Thyrotropin-releasing hormone (TRH) in murine motor neuron disease (the wobbler mouse).

Clinical benefits of thyrotropin-releasing hormone (TRH) were tested in wobbler mice, an animal model of motor neuron disease. After the disease was clinically recognized at 3-4 weeks, the animals were divided into two groups, each group consisting of 5 pairs of wobbler mice and normal littermates. TRH (50 mg/kg) and normal saline (NS) were injected intraperitoneally daily, 6 times per week for 9 weeks, in a double-blind study. Weekly assessments consisted of front paw grip strength, push walking, body weight, and semiquantitative grading.
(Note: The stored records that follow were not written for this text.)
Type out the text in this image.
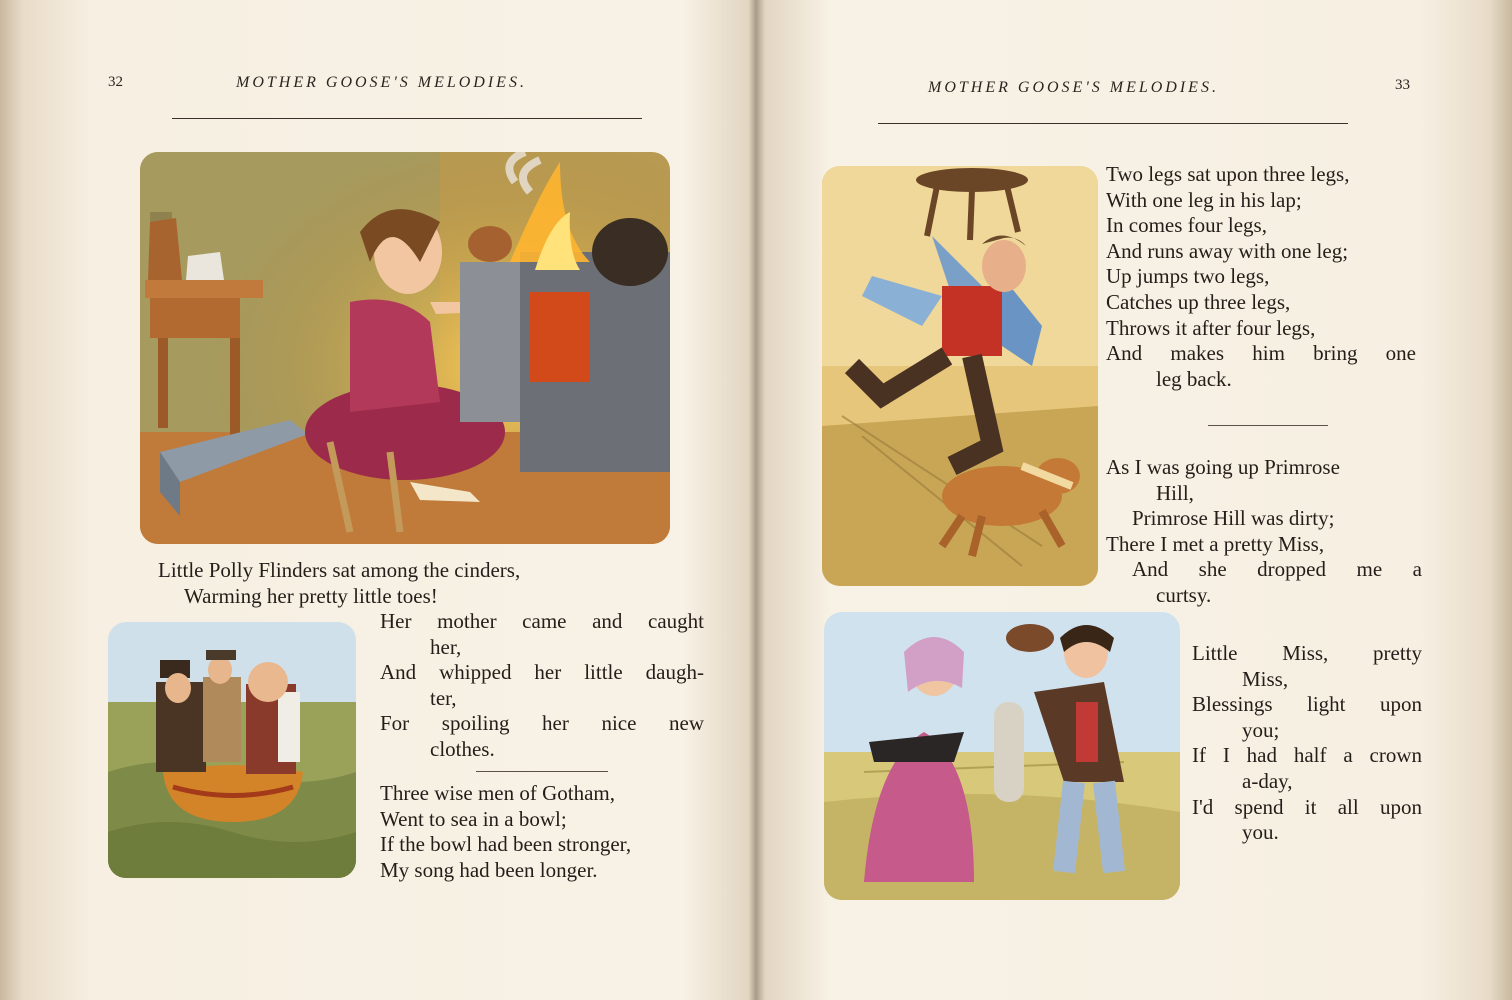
32	MOTHER GOOSE'S MELODIES.
Little Polly Flinders sat among the cinders,
Warming her pretty little toes!
Her mother came and caught
her,
And whipped her little daugh-
ter,
For spoiling her nice new
clothes.
Three wise men of Gotham,
Went to sea in a bowl;
If the bowl had been stronger,
My song had been longer.
MOTHER GOOSE'S MELODIES.	33
Two legs sat upon three legs,
With one leg in his lap;
In comes four legs,
And runs away with one leg;
Up jumps two legs,
Catches up three legs,
Throws it after four legs,
And makes him bring one
leg back.
As I was going up Primrose
Hill,
Primrose Hill was dirty;
There I met a pretty Miss,
And she dropped me a
curtsy.
Little Miss, pretty
Miss,
Blessings light upon
you;
If I had half a crown
a-day,
I'd spend it all upon
you.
At the end of the trial, the brain and spinal cord were sampled to measure TRH and cyclo (His-Pro) concentrations. Progression of motor neuron disease was evident in wobbler mice, regardless of treatment. Descriptive semiquantitative gradings showed the tendency of improvement in TRH-treated wobbler mice. In saline-injected controls, TRH levels in the cervical spinal cord were significantly increased (P less than 0.01) in wobbler mice compared to littermates. However, with TRH treatment, there was no significant difference in TRH and cyclo (His-Pro) levels in any neural tissue between wobbler and controls. The lack of clinical benefits with TRH in wobbler mice may be due to increased TRH levels found in diseased spinal cord in murine motor neuron disease.